Responding to years of pressure from the families of those killed in the attacks, the Justice Department and its law-enforcement arm, the FBI, decided to declassify the name of the Saudi official “in light of the extraordinary circumstances of this particular case.”
The Justice Department did not say when they would make the name public.
Al Jazeera’s Gabriel Elizondo, reporting from Washington, DC said the name would be revealed first to the court and the families of the victims.
“Then it is expected that the lawyers will appeal to the Justice Department to have the name released publicly,” he said.
The case has long threatened to embarrass the Saudi government, which has repeatedly denied links to al-Qaeda, and would leave it exposed to claims of damages that could reach billions of dollars.
The person is the last of three main officials in Saudi Arabia referred to in an FBI report into the attacks and allegedly assisted some of the attackers after they arrived in the US.
In all 19 men, 15 of them Saudis, took part in the plot to hijack four commercial aircraft and crash them into New York’s World Trade Center, the Pentagon and possibly the White House or Congress.
Nearly 3,000 people were killed in New York, Washington and Pennsylvania, and families have sued seeking damages from the Saudi government.
An official report into the attacks in 2002 said that some of the attackers had received funds from Saudi officials, “at least two” of whom were “alleged by some to be Saudi intelligence officers.”
The two were Fahad al-Thumairy and Omar al-Bayoumi, who were attached to Saudi Arabia’s US embassy at the time.
Subsequent investigations rejected the claim that they were involved with the hijackers.
But in 2012, a redacted FBI report repeated the allegations and referred to a third person who may have directed them, but blacked out his name.
‘Sad and shameful’
Rumours have tied the individual to the Saudi royal family. But his identity has remained classified as Washington and Riyadh worked closely after the attacks to root out al-Qaeda’s network across the Middle East and South Asia.
“The FBI recognises the need and desire of victims’ families to understand what happened to their loved ones and to hold those responsible accountable,” the Justice Department said.
But it suggested the individual might not have been involved with the al-Qaeda plotters.
“The information referring to that individual refers to an investigative theory being pursued by the FBI at that time, and does not represent an objective statement of fact,” it said.
Those involved in the lawsuit welcomed the decision.
“The families are dedicated to getting to the truth, and we shouldn’t have to beg for this sort of basic information, or be kept in the dark, about the Saudi role in the attacks,” said Terry Strada, the national chairman of the group which sued the 9/11 Families & Survivors United for Justice Against Terrorism.
Al Jazeera’s Elizondo reported that the lawyers of the victims expect more revelations and disclosures in the coming weeks.
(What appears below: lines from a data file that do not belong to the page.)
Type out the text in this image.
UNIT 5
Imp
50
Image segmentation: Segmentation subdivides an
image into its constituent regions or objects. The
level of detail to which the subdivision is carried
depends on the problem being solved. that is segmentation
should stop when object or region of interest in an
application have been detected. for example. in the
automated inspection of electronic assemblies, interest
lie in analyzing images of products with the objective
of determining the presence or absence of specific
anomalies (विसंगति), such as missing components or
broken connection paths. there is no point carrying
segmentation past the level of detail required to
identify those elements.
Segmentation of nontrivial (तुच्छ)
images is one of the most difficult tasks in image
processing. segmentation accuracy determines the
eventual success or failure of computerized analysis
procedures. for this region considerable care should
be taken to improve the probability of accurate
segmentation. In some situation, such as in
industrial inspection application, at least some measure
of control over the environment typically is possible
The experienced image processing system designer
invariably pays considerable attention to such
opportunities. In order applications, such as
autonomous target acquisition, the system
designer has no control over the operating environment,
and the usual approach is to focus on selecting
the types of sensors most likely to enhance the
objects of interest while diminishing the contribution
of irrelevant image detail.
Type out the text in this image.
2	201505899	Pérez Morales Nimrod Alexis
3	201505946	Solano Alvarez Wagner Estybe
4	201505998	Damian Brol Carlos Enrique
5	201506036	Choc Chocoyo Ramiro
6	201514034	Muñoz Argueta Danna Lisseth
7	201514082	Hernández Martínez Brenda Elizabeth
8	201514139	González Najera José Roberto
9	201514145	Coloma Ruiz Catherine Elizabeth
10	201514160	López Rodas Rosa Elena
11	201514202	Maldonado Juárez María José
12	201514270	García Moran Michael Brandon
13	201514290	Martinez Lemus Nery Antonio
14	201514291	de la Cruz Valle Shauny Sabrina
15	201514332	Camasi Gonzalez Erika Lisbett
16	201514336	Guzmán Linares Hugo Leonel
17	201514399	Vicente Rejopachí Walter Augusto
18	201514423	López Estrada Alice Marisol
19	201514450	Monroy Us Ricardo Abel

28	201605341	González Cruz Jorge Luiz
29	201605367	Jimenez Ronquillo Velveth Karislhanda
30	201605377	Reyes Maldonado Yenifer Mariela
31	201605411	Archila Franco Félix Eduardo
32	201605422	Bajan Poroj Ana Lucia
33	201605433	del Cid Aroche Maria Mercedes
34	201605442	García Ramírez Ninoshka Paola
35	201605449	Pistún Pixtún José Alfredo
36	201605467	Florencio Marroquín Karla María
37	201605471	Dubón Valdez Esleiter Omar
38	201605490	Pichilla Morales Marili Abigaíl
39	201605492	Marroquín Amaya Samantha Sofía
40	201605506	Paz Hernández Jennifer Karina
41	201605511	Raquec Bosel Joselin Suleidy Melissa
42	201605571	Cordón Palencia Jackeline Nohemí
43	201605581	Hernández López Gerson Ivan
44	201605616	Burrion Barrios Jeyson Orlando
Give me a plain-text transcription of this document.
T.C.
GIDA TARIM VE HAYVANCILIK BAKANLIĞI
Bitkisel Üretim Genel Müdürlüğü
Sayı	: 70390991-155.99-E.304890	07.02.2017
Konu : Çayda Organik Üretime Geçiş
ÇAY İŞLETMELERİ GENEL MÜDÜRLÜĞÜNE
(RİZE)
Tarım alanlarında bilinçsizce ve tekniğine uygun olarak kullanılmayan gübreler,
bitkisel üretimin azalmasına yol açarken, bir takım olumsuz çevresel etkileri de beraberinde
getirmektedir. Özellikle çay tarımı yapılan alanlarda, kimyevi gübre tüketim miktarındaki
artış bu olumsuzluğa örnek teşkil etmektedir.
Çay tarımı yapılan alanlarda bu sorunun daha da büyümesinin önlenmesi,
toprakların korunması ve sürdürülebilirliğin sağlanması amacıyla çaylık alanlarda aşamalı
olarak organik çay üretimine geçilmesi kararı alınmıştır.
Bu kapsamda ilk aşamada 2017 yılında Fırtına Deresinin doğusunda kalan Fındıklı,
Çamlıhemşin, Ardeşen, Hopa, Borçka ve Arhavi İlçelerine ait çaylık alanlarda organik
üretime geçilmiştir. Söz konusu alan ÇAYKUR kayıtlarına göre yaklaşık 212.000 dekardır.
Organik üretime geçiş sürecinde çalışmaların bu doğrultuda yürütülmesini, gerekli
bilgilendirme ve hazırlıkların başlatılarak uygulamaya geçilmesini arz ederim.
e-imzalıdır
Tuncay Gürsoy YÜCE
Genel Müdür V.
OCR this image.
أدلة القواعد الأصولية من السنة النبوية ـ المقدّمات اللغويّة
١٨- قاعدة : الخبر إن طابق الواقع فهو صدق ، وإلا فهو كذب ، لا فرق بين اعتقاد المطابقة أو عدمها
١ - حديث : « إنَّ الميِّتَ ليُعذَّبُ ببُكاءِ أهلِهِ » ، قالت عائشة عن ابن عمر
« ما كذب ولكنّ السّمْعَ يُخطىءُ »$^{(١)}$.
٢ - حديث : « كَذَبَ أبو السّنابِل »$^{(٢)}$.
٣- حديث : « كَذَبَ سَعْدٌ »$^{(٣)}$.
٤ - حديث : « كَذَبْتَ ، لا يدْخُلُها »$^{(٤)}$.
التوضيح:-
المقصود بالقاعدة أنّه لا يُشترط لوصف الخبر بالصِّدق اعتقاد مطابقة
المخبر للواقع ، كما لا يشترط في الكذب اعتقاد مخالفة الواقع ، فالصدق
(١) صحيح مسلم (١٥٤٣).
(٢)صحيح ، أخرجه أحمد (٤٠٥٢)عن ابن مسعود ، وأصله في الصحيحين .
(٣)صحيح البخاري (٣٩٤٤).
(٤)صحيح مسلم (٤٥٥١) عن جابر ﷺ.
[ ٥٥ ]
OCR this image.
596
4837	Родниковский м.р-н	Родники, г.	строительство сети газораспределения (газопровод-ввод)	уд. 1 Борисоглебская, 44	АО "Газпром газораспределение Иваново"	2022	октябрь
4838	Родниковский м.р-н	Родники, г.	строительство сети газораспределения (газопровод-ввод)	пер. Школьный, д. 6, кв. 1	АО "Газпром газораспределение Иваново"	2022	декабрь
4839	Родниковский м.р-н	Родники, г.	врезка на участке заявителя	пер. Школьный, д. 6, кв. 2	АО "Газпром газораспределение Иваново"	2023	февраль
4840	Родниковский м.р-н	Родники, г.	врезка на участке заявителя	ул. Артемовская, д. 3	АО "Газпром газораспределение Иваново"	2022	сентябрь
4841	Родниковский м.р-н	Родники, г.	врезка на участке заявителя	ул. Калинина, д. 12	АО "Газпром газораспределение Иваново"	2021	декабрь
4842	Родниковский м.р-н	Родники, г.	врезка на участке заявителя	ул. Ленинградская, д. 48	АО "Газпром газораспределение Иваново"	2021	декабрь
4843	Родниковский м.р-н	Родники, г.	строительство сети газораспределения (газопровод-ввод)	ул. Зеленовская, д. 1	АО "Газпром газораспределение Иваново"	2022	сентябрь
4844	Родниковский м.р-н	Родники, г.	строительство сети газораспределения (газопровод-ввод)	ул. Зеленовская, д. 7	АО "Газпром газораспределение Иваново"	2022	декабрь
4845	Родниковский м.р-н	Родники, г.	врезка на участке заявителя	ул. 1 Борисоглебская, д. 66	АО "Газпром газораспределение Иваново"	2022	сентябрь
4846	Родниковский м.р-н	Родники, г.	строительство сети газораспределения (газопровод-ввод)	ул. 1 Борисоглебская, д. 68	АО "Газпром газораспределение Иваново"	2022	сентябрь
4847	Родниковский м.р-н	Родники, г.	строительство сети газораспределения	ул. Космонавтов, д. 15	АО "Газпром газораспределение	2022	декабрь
“They said that this battle is not over yet. They want to identify any and all Saudi officials that were involved in the attack.”
Coleen Rowley, a former FBI Special Agent who exposed the bureau’s failure to heed the evidence of a plot before the 9/11 attacks, remains critical of the government.
She said that the information should have been made available to the families years ago.
“They were thwarted every step of way, in fact even by some judges, who would not let them even proceed with their suit,” she said.
“It is sad and shameful that it has taken 18 years for even this little bit of truth to come out.”